The Descendents of Nikolas Dadiani Mingrelski
The Soviet takeover of Georgia was a great tragedy for the Dadianis and other noble families, all of whom were presumed by the authorities to be enemies of the Soviet government. Not only were they the symbolic “class enemy,” but they also represented the most educated stratum of society, and thus potentially the most effective force for resistance to the new system. A glimpse into the fate of the Georgian aristocracy under the new Soviet regime is provided by the personal stories of the descendants of Nikolas Dadiani Mingrelski, the last Principal of Samegrelo.
Nikolas had four children: Ekaterine, who died as a young child; Nikolas (1876-1919); Salome-Mia (1878-1961); and Menik (1880-1954), who was born out of wedlock to Niko’s mistress Kesaria Chikovani .
The story of the eldest son, also named Nikolas, is short and tragic. Nikolas was working in the Foreign Ministry of the Russian Empire at the time of the Bolshevik Revolution. Upon seizing power, the Bolsheviks imprisoned him at St. Petersburg, where he soon died, hungry and ill.
His body was released to his fiancée, Elena Eristavi, who buried him the garden of a Georgian church in Russia. The location of his grave is unknown.
In 1897, Niko’s daughter Salome-Mia married Alexander Obolensky, a major general in the Tsar’s private forces who later became a provincial Governor. After the Revolution, Alexander fought with the opposition Mensheviks and later joined an expatriate army in Estonia that managed to break through the Soviet front lines. However, the army was turned back before it reached St. Petersburg, and Alexander and his family fled to France, where they were forced to endure both material poverty and the psychological scars of seeing the total destruction of their way of life. In 1924, Alexander died, leaving his wife and children without material support.
The year before Alexander died, Salome sued the government-in-exile of the Republic of Georgia, which was also domiciled in France, in an effort to recover ownership of some of the Georgian national treasures that it had spirited out of the country when Georgia fell to the Red Army. She claimed that the items in question had been illegally seized from her family. The French courts, however, rejected her claim.
The years after this setback were difficult for Salome and her family—to the point where her son Nikolas Obolensky attempted suicide. However, they eventually managed to pick themselves up and adjust to their diminished circumstances. Nikolas finished a military education and went on to study economics at the University of Geneva.
In 1940, after the occupation of France by Nazi forces, Nikolas joined the French national resistance. The organization in which he served had strong connections to General Charles de Gaulle, and specialized in reconnaissance, smuggling arms, training members of the resistance, and helping captured British soldiers to escape. In 1944, Nikolas was captured by the Germans and sent to the concentration camp at Buchenwald. Against the odds, Nikolas survived Buchenwald and was liberated in 1945 by U.S. forces. For his heroic actions and personal sacrifice in the service of France, Nikolas was formally honored by General de Gaulle.
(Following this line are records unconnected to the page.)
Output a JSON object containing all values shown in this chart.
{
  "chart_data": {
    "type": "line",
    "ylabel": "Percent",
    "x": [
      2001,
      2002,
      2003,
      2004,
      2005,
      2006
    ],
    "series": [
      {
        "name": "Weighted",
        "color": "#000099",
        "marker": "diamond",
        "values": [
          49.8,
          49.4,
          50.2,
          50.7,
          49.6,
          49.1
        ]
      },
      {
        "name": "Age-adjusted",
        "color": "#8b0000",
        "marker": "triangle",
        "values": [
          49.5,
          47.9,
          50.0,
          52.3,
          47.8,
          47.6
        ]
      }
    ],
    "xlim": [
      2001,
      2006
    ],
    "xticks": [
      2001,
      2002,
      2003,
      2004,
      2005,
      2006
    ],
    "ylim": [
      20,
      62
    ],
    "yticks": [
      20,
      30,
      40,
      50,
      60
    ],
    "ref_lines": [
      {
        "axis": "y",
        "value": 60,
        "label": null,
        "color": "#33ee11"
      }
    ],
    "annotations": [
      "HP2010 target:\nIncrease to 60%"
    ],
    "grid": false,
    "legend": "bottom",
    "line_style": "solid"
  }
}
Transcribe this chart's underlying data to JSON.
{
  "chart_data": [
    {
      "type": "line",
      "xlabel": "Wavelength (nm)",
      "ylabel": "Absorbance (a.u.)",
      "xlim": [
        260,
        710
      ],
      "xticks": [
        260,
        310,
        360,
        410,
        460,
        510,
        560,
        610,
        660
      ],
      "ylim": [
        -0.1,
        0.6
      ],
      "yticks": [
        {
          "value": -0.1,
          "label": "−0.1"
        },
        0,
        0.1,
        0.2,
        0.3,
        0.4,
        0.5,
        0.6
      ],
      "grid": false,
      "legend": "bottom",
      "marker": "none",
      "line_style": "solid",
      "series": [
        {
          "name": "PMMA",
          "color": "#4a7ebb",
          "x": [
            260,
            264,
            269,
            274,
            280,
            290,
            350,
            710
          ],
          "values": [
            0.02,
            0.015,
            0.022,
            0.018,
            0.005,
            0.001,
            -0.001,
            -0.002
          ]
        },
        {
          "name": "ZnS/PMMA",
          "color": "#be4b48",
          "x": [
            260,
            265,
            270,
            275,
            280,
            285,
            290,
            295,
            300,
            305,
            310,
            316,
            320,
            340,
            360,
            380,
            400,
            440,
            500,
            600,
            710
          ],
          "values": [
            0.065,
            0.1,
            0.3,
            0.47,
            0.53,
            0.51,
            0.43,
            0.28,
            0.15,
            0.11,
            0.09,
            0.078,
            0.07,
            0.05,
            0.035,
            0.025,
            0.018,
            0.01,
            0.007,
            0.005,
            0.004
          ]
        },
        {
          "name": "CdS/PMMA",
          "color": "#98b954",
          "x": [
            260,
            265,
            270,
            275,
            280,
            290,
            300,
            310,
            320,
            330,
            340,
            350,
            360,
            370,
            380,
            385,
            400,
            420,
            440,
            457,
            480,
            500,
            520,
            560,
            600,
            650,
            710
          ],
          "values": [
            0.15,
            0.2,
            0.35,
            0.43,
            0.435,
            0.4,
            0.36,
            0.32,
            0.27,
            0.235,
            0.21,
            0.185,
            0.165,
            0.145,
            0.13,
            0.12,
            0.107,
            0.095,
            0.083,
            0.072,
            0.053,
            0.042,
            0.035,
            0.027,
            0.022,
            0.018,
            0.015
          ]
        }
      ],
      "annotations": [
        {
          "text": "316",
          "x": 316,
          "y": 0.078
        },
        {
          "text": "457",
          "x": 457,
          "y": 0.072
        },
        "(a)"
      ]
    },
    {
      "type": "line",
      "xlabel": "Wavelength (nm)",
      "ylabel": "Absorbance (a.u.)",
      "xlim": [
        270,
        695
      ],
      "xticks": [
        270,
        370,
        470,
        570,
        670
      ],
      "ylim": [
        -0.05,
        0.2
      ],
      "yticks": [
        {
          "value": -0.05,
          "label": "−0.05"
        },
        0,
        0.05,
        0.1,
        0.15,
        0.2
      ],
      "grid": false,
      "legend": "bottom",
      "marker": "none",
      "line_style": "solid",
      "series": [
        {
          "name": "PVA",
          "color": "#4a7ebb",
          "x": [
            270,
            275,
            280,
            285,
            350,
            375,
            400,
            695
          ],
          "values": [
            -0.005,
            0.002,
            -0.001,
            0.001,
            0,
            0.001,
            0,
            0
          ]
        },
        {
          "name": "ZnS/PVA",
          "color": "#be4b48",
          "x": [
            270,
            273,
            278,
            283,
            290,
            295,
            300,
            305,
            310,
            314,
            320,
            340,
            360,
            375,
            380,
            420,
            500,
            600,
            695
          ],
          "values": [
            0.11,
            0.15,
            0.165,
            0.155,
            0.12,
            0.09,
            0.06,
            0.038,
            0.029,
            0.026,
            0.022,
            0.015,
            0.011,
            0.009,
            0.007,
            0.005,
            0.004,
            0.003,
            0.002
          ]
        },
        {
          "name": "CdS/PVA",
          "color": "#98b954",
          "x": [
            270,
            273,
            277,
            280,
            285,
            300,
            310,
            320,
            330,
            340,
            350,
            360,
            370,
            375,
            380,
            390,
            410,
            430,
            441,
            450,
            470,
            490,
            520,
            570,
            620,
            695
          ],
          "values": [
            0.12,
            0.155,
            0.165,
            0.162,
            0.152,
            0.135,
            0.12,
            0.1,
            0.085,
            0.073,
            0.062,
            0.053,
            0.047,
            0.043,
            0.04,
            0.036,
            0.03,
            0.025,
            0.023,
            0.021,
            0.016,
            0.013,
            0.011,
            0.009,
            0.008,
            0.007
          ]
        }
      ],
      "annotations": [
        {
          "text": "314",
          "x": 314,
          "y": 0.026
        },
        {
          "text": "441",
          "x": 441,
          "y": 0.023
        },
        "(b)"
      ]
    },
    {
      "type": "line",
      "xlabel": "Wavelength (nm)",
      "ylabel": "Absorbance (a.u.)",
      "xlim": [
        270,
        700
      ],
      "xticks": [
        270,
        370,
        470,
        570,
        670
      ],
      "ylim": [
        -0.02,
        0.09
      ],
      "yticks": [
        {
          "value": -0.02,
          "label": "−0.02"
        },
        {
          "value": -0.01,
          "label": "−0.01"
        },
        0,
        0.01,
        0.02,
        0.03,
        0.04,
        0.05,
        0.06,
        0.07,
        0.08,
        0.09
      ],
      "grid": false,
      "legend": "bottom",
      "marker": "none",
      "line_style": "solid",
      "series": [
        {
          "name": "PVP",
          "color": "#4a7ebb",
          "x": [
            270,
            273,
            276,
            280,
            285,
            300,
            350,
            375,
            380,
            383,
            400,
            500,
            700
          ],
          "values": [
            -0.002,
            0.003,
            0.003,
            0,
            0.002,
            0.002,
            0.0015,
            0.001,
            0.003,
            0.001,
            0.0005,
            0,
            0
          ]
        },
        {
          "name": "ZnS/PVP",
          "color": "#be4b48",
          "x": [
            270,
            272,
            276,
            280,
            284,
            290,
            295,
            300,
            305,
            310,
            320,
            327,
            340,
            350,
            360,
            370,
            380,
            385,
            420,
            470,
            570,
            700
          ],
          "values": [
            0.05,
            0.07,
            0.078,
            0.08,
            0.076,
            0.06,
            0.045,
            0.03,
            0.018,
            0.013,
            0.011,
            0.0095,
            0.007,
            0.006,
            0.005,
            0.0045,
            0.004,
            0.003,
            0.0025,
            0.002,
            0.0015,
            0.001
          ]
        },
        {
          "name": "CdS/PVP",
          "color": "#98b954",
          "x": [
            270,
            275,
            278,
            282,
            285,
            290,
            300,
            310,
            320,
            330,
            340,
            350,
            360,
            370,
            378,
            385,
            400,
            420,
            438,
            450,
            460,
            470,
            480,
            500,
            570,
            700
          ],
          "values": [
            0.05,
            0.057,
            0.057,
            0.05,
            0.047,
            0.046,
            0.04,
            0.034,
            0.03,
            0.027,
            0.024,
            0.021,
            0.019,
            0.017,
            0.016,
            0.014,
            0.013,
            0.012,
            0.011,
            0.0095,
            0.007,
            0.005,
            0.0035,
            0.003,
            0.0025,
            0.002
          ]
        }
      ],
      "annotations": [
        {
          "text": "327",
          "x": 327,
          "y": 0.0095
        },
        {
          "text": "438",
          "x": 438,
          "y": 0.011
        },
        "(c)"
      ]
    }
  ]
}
In 1963, Nikolas joined the clergy of the Orthodox Church, where he remained until the end of his life. His ecclesiastic service included stints as Rector of Biarica Montare, an Orthodox School in France, and as Monsignor of Alexander Nevsky Church in Paris.
Menik was fathered out of wedlock by Nikolas Dadiani Mingrelski. She married Andria Gelovani and gave birth to a son of her own, Dadash Gelovani (1899-1924). Although Menik survived the turmoil of the early Soviet period, her remarkably gifted son was not so fortunate.
Dadash was a talented student from his earliest days. He studied at Tbilisi State University, where his brilliance earned him both a government scholarship for advanced studies in Germany, and the nickname of “The Georgian Hegel”—after the influential German philosopher Georg Wilhelm Friedrich Hegel, whose work was, perhaps ironically, a powerful influence on the young Karl Marx. During the Soviet repression of Georgian nationalist resistance in the 1920s, Dadash laid low in the village of Lechkhumi and concealed his relatively privileged status. On a trip to Kutaisi in 1924, however, he was detained by the Soviet police and questioned. According to one story, the police failed to find anything suspicious about him and set him free; however, while leaving the building, he tripped on the stairs and his gold-filigreed eyeglass case fell out of his overcoat. Seeing this symbol of privilege, the police hauled him back into custody. He was later summarily executed.